A prescindere dalla propria condizione di runner per passione o di runner professionista, chiunque pratica questo sport assiduamente e da diverso tempo si sarà sentito dare del narciso almeno una decina di volte. Il perché è presto detto: la filosofia di correre è indubbiamente un po’ narcisista, dal momento che presuppone una fierezza, un orgoglio e un’ostentazione che tuttavia non sono mai fini a se stesse come potrebbero sembrare, bensì rappresentano in un certo senso quello che è lo spirito più profondo di questo sport. Correre, infatti, è motivo di fierezza per gli enormi sacrifici che impone questa disciplina, per le piccole e grandi rinunce di tutti i giorni e per l’intransigenza con cui spesso si sceglie di allenarsi anche quando non ci si sente nel pieno delle proprie forze.

L'egoismo del runner, realtà o mito?

Correre è anche motivo di orgoglio perché, per quanta fatica costi e per quante ore di duro allenamento ci vogliano, ogni traguardo raggiunto è una conquista di inestimabile valore: non occorre essere runner da una vita, bastano pochi mesi di allenamento serio e appassionato per comprendere che la vita di un atleta che pratica questo sport è fatta di piccoli step, di obiettivi via via sempre più importanti e ambiziosi che costituiscono un crescendo di tutto; di entusiasmo, di volontà, di sacrificio e non da ultimo di determinazione. Un simile stato d’animo può forse essere definito narcisista, come sostengono in molti? E ancora, la filosofia del runner e la stessa del narciso, ovvero colui che si osserva allo specchio compiacendosi di quel vede, senza peraltro vedere nessun altro?

Dipende dai punti di vista. Perché sì, la filosofia del runner prevede anche un certo grado di ostentazione tipicamente narcisista, e ciò è più che mai evidente dalle foto che gli atleti pubblicano in gran numero sui social network. Foto che li ritraggono sudati, accaldati ma felici, intenti ad alzare una coppa o semplicemente nell’atto di raggiungere il traguardo, a pochi metri dall’agognato obiettivo. Scatti che postano e che per primi commentano, rispondendo poi ai commenti degli amici e pavoneggiandosi come dei veri narcisi. Eppure nel running anche questo è lecito perché in un certo senso è una forma di rivalsa contro tutti quelli che non comprendono, né comprenderanno mai, cosa c’è dietro una gara vinta, un traguardo tagliato, un obiettivo a lungo rincorso e finalmente raggiunto.
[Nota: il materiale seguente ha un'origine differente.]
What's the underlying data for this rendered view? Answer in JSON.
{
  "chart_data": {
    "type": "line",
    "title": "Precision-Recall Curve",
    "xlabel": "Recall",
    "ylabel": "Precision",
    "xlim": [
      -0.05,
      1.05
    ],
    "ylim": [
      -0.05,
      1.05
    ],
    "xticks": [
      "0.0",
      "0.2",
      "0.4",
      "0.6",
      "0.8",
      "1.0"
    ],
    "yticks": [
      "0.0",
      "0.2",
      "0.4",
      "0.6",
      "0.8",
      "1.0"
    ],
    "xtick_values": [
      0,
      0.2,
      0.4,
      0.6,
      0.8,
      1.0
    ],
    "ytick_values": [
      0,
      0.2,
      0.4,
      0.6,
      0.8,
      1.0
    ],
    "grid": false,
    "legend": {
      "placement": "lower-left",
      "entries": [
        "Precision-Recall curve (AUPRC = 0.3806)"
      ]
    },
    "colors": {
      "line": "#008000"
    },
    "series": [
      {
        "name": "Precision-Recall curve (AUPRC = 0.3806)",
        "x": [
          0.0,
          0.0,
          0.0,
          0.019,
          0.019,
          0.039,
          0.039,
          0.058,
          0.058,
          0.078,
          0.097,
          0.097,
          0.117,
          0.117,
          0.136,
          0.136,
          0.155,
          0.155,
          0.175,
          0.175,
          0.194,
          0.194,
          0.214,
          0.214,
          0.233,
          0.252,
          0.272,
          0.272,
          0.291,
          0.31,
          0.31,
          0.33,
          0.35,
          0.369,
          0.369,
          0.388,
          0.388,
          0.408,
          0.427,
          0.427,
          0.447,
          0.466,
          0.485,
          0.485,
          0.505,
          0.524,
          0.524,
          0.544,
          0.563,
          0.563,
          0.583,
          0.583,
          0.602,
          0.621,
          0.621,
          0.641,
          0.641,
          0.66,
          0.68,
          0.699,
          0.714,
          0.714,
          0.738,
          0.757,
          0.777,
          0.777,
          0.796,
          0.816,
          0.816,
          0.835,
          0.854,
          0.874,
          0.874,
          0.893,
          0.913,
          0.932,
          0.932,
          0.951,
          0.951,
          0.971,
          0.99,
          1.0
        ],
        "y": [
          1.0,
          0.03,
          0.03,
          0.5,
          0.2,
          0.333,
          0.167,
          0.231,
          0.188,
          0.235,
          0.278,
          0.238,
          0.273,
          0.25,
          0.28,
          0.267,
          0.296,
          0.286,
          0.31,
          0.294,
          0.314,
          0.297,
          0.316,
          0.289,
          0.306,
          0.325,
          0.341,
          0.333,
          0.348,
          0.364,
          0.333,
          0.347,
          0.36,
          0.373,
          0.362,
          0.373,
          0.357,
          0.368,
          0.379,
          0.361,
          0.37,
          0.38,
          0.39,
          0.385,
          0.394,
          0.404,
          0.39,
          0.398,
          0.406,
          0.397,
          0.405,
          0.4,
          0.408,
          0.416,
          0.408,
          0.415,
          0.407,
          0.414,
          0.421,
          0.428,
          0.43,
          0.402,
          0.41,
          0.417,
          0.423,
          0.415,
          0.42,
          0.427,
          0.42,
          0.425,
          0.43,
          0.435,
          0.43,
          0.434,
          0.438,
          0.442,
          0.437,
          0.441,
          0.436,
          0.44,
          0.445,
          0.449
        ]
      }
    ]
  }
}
L'egoismo del runner, realtà o mito?

Non tutti capiscono perché ci si danna, perché ci si sacrifica e si sacrificano a volte anche gli altri, la vita affettiva e famigliare che invece nella morale comune dovrebbe avere la precedenza. Il runner dunque è anche egoista? Forse è vero anche questo, ma quel che è certo è che correre è ben più di uno sport: è uno stile di vita, è un’attitudine, è qualcosa a cui non si può sfuggire. E molti runner non conoscono altro modo di vivere che non sia correre, correre e ancora correre. Anche perché – e questo solitamente viene trascurato da chi giudica dall’esterno e pensa di sapere tutto – il running non presuppone sono uno sforzo fisico, ma anche un notevole impegno mentale. In altre parole è questione di testa, oltre che di fisico. E mentre si corre non si è avulsi da se stessi, non ci si riduce al corpo ma al contrario si pensa, si riflette e si riesce a mettere ordine persino nei pensieri più confusi.